The positive performance marks the country’s sixth consecutive quarter of economic expansion, building on a revised 0.4% growth rate recorded in the final three months of 2025.
Broad-based gains drove the expansion, with nine out of ten industries reporting growth. The finance, real estate, and business services sector led the momentum, expanding by 0.9% during the period.
Agriculture, forestry, and fishing rebounded strongly by 3.9%, while the trade and transport sectors both grew by 0.7%. Mining output also rose on higher diamond and platinum group metal production.
Conversely, manufacturing remained a major drag on the index, contracting by 1.0% to register its second straight quarterly decline, heavily weighed down by petroleum and chemical product divisions.
Domestic demand showed underlying structural weakness as private sector fixed investment plummeted 4.9% quarter-on-quarter, prompting calls from opposition lawmakers for urgent structural reforms from economic ministers.
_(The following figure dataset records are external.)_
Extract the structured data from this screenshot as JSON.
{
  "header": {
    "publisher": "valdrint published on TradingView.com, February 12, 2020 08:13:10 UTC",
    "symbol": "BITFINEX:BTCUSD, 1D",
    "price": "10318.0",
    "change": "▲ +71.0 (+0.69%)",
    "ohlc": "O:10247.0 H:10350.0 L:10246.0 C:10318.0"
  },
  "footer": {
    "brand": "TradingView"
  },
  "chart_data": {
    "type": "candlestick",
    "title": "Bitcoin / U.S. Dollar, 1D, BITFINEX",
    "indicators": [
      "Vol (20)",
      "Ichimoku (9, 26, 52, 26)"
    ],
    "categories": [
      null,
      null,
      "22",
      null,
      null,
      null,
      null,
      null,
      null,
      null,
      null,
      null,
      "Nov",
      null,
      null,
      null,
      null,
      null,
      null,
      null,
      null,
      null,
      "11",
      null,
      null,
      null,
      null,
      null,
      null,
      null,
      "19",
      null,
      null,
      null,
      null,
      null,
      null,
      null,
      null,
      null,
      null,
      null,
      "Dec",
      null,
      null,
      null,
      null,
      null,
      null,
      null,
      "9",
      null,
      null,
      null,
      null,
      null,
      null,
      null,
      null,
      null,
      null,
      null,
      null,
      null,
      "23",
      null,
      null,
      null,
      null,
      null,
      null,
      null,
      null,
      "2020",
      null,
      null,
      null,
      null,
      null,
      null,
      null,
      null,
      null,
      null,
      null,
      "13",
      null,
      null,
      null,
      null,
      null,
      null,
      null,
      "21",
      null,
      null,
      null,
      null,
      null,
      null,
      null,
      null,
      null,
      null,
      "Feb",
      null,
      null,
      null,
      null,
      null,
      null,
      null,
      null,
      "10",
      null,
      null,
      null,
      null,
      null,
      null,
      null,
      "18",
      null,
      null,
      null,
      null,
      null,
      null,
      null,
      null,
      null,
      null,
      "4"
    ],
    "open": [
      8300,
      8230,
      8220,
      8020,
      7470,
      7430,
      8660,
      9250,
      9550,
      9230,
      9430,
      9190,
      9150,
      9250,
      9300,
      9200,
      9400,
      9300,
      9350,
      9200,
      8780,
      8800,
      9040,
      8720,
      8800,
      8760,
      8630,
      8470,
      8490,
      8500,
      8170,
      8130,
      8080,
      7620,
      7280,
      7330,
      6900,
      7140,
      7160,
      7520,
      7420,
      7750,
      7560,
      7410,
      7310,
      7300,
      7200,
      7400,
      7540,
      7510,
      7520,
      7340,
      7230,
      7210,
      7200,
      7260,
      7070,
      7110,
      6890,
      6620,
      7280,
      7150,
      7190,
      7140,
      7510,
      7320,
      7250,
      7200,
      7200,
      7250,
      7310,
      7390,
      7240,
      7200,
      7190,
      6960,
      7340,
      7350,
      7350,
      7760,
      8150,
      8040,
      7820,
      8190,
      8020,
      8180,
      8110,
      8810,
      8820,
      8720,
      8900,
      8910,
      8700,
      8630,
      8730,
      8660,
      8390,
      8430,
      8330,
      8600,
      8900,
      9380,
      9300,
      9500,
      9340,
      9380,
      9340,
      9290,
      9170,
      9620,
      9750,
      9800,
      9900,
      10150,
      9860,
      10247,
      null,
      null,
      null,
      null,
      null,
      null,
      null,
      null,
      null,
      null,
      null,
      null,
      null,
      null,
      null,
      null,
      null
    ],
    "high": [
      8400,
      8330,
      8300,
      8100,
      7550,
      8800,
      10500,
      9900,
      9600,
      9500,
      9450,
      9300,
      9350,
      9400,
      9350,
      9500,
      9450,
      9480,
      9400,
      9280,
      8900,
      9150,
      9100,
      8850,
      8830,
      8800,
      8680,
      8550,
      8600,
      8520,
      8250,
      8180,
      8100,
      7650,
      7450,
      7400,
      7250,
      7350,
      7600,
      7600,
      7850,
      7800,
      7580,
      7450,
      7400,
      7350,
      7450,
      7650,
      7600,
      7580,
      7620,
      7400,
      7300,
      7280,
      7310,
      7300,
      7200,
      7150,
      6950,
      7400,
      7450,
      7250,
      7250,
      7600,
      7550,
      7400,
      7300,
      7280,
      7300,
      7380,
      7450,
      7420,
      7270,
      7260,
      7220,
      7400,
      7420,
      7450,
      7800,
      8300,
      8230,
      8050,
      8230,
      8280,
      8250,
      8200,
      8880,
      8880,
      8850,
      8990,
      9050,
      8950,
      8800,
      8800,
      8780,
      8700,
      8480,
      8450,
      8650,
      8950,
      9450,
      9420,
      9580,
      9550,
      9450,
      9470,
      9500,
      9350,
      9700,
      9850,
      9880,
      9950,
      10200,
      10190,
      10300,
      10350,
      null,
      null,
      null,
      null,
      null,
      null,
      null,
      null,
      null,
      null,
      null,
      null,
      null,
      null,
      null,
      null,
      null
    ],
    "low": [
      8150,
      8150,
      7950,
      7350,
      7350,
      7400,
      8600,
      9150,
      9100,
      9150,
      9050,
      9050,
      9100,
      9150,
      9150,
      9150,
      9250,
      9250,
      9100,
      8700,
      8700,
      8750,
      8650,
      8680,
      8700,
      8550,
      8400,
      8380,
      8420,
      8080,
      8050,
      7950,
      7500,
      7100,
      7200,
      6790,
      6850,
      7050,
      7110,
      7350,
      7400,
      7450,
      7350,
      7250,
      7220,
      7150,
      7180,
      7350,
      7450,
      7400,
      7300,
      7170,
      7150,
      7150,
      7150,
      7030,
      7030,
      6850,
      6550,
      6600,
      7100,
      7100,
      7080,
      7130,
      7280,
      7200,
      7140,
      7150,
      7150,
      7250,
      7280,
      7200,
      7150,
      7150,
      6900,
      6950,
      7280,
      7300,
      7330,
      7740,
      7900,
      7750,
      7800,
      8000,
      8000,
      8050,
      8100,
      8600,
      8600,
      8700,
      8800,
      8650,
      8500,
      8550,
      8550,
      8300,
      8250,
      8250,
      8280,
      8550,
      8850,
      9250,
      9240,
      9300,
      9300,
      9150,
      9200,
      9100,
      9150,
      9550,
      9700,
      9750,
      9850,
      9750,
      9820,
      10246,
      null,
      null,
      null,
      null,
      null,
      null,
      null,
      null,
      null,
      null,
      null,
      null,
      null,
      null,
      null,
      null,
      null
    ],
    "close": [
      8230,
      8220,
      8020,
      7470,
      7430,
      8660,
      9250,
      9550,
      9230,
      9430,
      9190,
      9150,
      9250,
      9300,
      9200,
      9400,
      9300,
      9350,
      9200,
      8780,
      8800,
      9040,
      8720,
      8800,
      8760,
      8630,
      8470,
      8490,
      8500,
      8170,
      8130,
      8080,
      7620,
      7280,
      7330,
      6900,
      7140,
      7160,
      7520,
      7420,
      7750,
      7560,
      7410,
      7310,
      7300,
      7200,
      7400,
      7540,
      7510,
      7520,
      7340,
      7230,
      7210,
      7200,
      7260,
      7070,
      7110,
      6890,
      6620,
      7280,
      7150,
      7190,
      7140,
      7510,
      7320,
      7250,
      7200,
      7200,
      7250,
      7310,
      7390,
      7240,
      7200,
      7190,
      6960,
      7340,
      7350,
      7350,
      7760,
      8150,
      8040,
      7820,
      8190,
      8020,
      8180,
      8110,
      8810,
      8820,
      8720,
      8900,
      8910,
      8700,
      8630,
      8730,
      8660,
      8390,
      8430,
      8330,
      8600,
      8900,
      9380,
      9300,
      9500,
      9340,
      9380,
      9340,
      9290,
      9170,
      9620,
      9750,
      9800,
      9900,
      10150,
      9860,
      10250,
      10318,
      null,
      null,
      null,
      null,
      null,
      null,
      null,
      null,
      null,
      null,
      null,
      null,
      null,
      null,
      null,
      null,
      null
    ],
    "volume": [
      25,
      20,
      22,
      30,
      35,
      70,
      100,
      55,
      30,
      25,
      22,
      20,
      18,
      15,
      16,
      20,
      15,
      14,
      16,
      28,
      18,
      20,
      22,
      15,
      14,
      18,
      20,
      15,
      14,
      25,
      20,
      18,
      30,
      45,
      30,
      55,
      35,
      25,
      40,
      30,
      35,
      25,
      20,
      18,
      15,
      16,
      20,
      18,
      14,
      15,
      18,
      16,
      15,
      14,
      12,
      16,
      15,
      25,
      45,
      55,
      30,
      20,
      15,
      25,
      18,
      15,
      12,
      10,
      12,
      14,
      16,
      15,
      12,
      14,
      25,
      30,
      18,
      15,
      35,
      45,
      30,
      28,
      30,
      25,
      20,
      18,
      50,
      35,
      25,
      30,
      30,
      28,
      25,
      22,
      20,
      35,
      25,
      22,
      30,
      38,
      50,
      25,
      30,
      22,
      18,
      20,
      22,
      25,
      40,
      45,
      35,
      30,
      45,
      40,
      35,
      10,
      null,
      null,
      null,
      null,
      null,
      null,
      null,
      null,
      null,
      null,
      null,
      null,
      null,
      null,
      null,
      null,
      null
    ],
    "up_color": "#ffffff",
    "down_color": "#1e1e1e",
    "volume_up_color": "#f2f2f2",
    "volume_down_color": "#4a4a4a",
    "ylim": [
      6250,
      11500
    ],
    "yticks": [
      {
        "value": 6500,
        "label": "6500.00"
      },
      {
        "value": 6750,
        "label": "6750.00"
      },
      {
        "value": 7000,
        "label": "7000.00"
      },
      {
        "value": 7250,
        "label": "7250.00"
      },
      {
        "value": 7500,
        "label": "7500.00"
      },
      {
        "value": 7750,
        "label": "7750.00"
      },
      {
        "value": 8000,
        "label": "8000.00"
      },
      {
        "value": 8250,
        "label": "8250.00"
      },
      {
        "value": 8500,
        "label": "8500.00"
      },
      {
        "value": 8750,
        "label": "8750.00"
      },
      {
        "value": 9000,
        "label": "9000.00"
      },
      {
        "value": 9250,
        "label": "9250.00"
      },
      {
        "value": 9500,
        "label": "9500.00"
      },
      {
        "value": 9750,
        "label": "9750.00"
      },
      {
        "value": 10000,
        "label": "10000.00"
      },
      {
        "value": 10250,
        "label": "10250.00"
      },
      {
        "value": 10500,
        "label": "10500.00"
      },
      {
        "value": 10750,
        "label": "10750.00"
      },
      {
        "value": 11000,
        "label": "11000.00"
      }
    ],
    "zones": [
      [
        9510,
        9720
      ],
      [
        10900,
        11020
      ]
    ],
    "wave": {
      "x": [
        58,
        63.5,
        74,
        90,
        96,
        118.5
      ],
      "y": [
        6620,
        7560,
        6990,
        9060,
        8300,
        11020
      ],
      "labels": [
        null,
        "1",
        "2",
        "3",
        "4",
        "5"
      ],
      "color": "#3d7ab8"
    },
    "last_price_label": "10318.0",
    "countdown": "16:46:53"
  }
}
Despite the positive headline print, Statistics South Africa warned that the domestic economic outlook remains clouded by escalating external geopolitical shocks in the Middle East.
Officials noted the late February outbreak of the US-Iran war left Q1 data largely insulated, but predicted severe fuel price hikes would heavily impact second-quarter growth figures.
The South African Reserve Bank recently delivered a defensive interest rate hike and lowered its full-year 2026 growth forecast to 1.2% to anchor rising inflation expectations.
Economists project a sharp slowdown in subsequent quarters as compounding logistics costs, elevated interest rates, and soaring fuel prices pressure local consumers and depress broader business confidence.